Aux termes de l’article 700 du même code, le juge condamne la partie tenue aux dépens ou qui perd son procès à payer à l’autre partie la somme qu’il détermine, au titre des frais exposés et non compris dans les dépens. Dans tous les cas, le juge tient compte de l’équité ou de la situation économique de la partie condamnée. Il peut, même d’office, pour des raisons tirées des mêmes considérations, dire qu’il n’y a pas lieu à ces condamnations.
En l’espèce, condamnée aux dépens, Madame [V] [J] sera condamnée à payer à la banque la somme de 2.000 euros sur ce fondement et verra sa propre demande rejetée.
Sur l’exécution provisoire
L’article 514 du Code de procédure civile dispose que, pour les instances introduites à compter du 1e janvier 2020, les décisions de première instance sont, de droit, exécutoires à titre provisoire, à moins que la loi ou la décision rendue n’en dispose autrement. L’article 514-1 du même code permet au juge d’écarter l’exécution provisoire de droit, en tout ou partie, s’il estime qu’elle est incompatible avec la nature de l’affaire.

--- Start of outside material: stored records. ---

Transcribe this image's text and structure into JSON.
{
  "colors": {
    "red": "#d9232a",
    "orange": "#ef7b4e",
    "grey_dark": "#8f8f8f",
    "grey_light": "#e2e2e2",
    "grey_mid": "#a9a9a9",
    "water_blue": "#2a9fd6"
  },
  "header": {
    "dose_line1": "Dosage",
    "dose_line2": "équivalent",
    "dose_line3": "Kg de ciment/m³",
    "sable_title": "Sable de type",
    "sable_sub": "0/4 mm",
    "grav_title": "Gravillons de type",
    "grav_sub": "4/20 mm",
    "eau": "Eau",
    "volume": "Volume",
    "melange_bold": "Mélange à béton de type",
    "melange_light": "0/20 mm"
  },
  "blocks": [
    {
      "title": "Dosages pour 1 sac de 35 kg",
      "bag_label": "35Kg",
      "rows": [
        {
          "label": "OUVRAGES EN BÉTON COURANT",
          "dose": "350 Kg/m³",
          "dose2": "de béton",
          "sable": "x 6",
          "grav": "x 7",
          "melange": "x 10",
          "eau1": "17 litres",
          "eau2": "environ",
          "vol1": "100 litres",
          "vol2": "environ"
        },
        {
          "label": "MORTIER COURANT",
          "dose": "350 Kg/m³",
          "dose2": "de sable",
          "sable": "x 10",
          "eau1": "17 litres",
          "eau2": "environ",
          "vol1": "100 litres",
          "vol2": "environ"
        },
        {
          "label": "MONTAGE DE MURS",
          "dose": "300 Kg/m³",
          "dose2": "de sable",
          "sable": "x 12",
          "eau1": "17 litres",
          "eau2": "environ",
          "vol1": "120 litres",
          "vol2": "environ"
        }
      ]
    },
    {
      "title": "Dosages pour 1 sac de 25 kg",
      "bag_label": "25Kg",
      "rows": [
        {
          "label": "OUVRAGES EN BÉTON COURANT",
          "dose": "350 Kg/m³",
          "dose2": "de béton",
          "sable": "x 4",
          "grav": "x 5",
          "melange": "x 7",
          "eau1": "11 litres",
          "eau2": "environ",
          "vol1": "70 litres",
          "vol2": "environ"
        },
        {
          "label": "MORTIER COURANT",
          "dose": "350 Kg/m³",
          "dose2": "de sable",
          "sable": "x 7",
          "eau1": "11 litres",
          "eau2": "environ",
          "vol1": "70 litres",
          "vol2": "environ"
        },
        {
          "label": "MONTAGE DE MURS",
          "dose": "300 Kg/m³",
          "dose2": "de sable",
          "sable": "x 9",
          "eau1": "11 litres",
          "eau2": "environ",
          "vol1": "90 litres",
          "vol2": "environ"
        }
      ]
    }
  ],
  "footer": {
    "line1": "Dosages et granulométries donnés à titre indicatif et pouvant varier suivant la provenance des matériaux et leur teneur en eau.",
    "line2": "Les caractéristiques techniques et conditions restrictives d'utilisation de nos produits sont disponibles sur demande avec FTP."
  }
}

Il statue alors d’office ou à la demande d’une partie, par décision spécialement motivée.
En l’espèce, l’exécution provisoire n’est pas incompatible avec la nature de l’affaire et il sera donc rappelé qu’elle est de droit.
PAR CES MOTIFS
Nous, Cécilia FINA-ARSON, juge de la mise en état, statuant publiquement, par ordonnance contradictoire mise à disposition au greffe,
DECLARONS IRRECEVABLES comme étant prescrites les demandes de Madame [V] [J] à l’encontre de la Caisse régionale de Crédit agricole mutuel du Languedoc,
DEBOUTONS Madame [V] [J] de l’ensemble de ses demandes,
CONDAMNONS Madame [V] [J] aux dépens,
CONDAMNONS Madame [V] [J] à payer la somme de 2.000 euros à la CAISSE RÉGIONALE DE CRÉDIT AGRICOLE MUTUEL DU LANGUEDOC,
RAPPELONS que la présente décision bénéficie de l’exécution provisoire,
REJETONS les demandes plus amples ou contraires.
Ainsi jugé et prononcé au Tribunal judiciaire de Montpellier, conformément aux articles 450, 451 et 456 du Code de procédure civile, le 22 janvier 2026 la minute étant signée par :
LA GREFFIERE LA JUGE DE LA MISE EN ETAT
En conséquence, la République française mande et ordonne à tous commissaires de justice, sur ce requis, de mettre la présente décision à exécution, aux procureurs généraux et procureurs de la République près les tribunaux judiciaires d’y tenir la main, à tous commandants et officiers de la force publique de prêter main-forte lorsqu’ils en seront légalement requis.
En foi de quoi la minute des présentes a été signée électroniquement par le président et par le greffier.